パウルはメモを書き終わると珍しくモジモジしながら追加で質問を投げかける。
「そうだったのか。オイラは魔術が6属性に分かれていることすら知らなかったよ。つ、ついでに魔術属性の基礎や仕組みのようなものも教えてもらっていいか? もう1つって言ったばかりで悪いけどさ」
「ふふっ、何でも好きなだけ聞いてください。私も教えられることが嬉しいですから。まず魔術属性は火・水・風・地・光・闇があります。世界の絶対的な法則として自分の持つ魔術素養と反対の属性を持つことはできません。パウルさんですと火属性の魔術は絶対に使えませんね。そして火・風・闇のように複数の素養を持つことも可能です。つまり最大3種類の素養を持てるわけです」
「じゃあ地属性魔術が使えるオッサンは風属性が使えないわけか。勉強になったぞ、ありが――――あれ?」
パウルは言葉の途中でいきなり頭を捻り始めた。エミーリアが「どうかしましたか?」と尋ねるとパウルは奇妙な過去を口にする。
「オイラの兄貴分は雷を操っていたぞ? 雷は何属性になるんだ? ピカピカ光っているから光属性魔術か?」
「えっ? 雷ですか? 雷属性なんてものは存在しませんが……。
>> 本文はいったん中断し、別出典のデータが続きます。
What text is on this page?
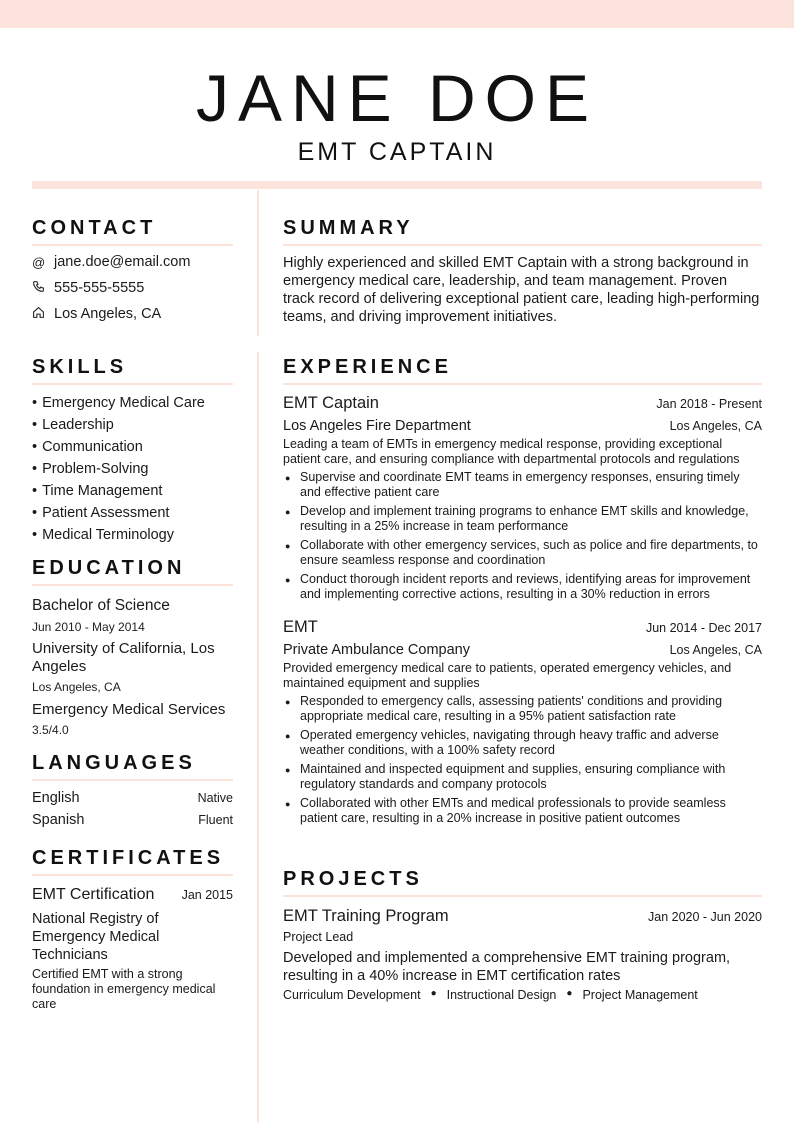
JANE DOE
EMT CAPTAIN
CONTACT
@ jane.doe@email.com
555-555-5555
Los Angeles, CA
SUMMARY

Highly experienced and skilled EMT Captain with a strong background in emergency medical care, leadership, and team management. Proven track record of delivering exceptional patient care, leading high-performing teams, and driving improvement initiatives.

SKILLS
• Emergency Medical Care
• Leadership
• Communication
• Problem-Solving
• Time Management
• Patient Assessment
• Medical Terminology
EDUCATION
Bachelor of Science
Jun 2010 - May 2014
University of California, Los Angeles
Los Angeles, CA
Emergency Medical Services
3.5/4.0
LANGUAGES
English	Native
Spanish	Fluent
CERTIFICATES
EMT Certification Jan 2015
National Registry of Emergency Medical Technicians
Certified EMT with a strong foundation in emergency medical care
EXPERIENCE
EMT Captain	Jan 2018 - Present
Los Angeles Fire Department	Los Angeles, CA
Leading a team of EMTs in emergency medical response, providing exceptional patient care, and ensuring compliance with departmental protocols and regulations
● Supervise and coordinate EMT teams in emergency responses, ensuring timely and effective patient care
● Develop and implement training programs to enhance EMT skills and knowledge, resulting in a 25% increase in team performance
● Collaborate with other emergency services, such as police and fire departments, to ensure seamless response and coordination
● Conduct thorough incident reports and reviews, identifying areas for improvement and implementing corrective actions, resulting in a 30% reduction in errors
EMT	Jun 2014 - Dec 2017
Private Ambulance Company	Los Angeles, CA
Provided emergency medical care to patients, operated emergency vehicles, and maintained equipment and supplies
● Responded to emergency calls, assessing patients' conditions and providing appropriate medical care, resulting in a 95% patient satisfaction rate
● Operated emergency vehicles, navigating through heavy traffic and adverse weather conditions, with a 100% safety record
● Maintained and inspected equipment and supplies, ensuring compliance with regulatory standards and company protocols
● Collaborated with other EMTs and medical professionals to provide seamless patient care, resulting in a 20% increase in positive patient outcomes
PROJECTS
EMT Training Program	Jan 2020 - Jun 2020
Project Lead
Developed and implemented a comprehensive EMT training program, resulting in a 40% increase in EMT certification rates
Curriculum Development ● Instructional Design ● Project Management
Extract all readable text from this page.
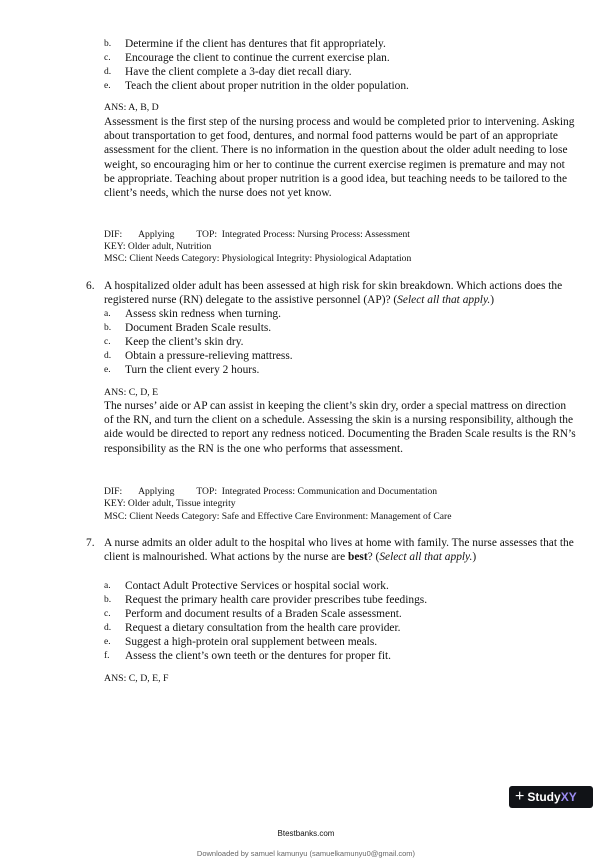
b. Determine if the client has dentures that fit appropriately.
c. Encourage the client to continue the current exercise plan.
d. Have the client complete a 3-day diet recall diary.
e. Teach the client about proper nutrition in the older population.
ANS: A, B, D
Assessment is the first step of the nursing process and would be completed prior to intervening. Asking about transportation to get food, dentures, and normal food patterns would be part of an appropriate assessment for the client. There is no information in the question about the older adult needing to lose weight, so encouraging him or her to continue the current exercise regimen is premature and may not be appropriate. Teaching about proper nutrition is a good idea, but teaching needs to be tailored to the client’s needs, which the nurse does not yet know.
DIF: Applying TOP: Integrated Process: Nursing Process: Assessment
KEY: Older adult, Nutrition
MSC: Client Needs Category: Physiological Integrity: Physiological Adaptation
6. A hospitalized older adult has been assessed at high risk for skin breakdown. Which actions does the registered nurse (RN) delegate to the assistive personnel (AP)? (Select all that apply.)
a. Assess skin redness when turning.
b. Document Braden Scale results.
c. Keep the client’s skin dry.
d. Obtain a pressure-relieving mattress.
e. Turn the client every 2 hours.
ANS: C, D, E
The nurses’ aide or AP can assist in keeping the client’s skin dry, order a special mattress on direction of the RN, and turn the client on a schedule. Assessing the skin is a nursing responsibility, although the aide would be directed to report any redness noticed. Documenting the Braden Scale results is the RN’s responsibility as the RN is the one who performs that assessment.
DIF: Applying TOP: Integrated Process: Communication and Documentation
KEY: Older adult, Tissue integrity
MSC: Client Needs Category: Safe and Effective Care Environment: Management of Care
7. A nurse admits an older adult to the hospital who lives at home with family. The nurse assesses that the client is malnourished. What actions by the nurse are best? (Select all that apply.)
a. Contact Adult Protective Services or hospital social work.
b. Request the primary health care provider prescribes tube feedings.
c. Perform and document results of a Braden Scale assessment.
d. Request a dietary consultation from the health care provider.
e. Suggest a high-protein oral supplement between meals.
f. Assess the client’s own teeth or the dentures for proper fit.
ANS: C, D, E, F
+ Study XY
Btestbanks.com
Downloaded by samuel kamunyu (samuelkamunyu0@gmail.com)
あっ! もしかしたらパウルさんの知り合いは変異魔術が使える天才なのかもしれませんね」
「変異魔術ってなんだ?」
「魔術をとことん極めた者が稀に魔術を驚異的に進化させるケースがあるのです。風魔術を極めて楽器のように音を操ったり、空気摩擦による電撃を放ったりなど長い歴史の中でほんの僅かですが情報が残っています……ですが」
エミーリアが言い淀むのも無理はない。変異魔術を扱える者は本当に珍しく勇者を見つけるよりもずっと大変だと言われている。沢山の本を読んできた俺でも変異魔術は片手で数えるぐらいしか存在を知らないぐらいだ。
そもそも変異魔術を身に付けるには莫大な時間を要すると言われている。勇者が先天型の天才だとするならば変異魔術を扱える人間は後天型の大賢者だと言えるだろう。
パウルの兄貴分が何歳なのかは知らないがとんでもない強者だ。そしてパウルから変異魔術の話を聞いた以上、絶対に確かめておかなければいけないことがある。俺はパウルだけに聞こえるよう小声で尋ねる。
「パウル、これだけは教えてくれ。お前の兄貴分は亡くなったと言っていたが、もしかして例の三日月の紋章を持つ男に殺されたのか?」
「……」
「頼む、教えてくれ。変異魔術を扱えるぐらい強い兄貴分なんだろう? そんな奴を殺せるような存在なら心構えをして、しっかり準備しなきゃいけないんだ。俺やパウル、そしてブレイブ・トライアングルの人々を守る為にもな」
「……うん、オッサンの言う通りだ。兄貴分は……兄ちゃんは三日月の男に殺された。だからオイラは奴を追っているんだ」
ゴレガードの宿屋で出会った三日月の男あらためルーナス――――驚異的な強さを持つアイツなら頷ける。どうやら俺はとんでもない奴に目を付けられたようだ。ルーナスが俺やクレマンをどうするつもりなのかは分からないが今後ますます気を引き締めていかなければ。
「教えてくれてありがとな、パウル。それじゃあ、そろそろ解散するとするか。明日以降よろしくなエミーリア」
「はい! よろしくお願いします!」
散っていく町民の後ろ姿を見届け、エミーリアを家まで送り届けた俺とパウルは住居である洞窟へ帰宅した。この2日間は湖の浄化、プロト・サハギンとの戦闘、エミーリアとの出会いと色々濃厚だった。
ルーナスのことが不安ではあるけれど俺たちの目の前に広がる課題は多い。まずは勇者としてシーワイル領とグリーンベルを活性化できるよう頑張っていこう。気合を入れた俺は食事もそこそこに眠りにつくことにした。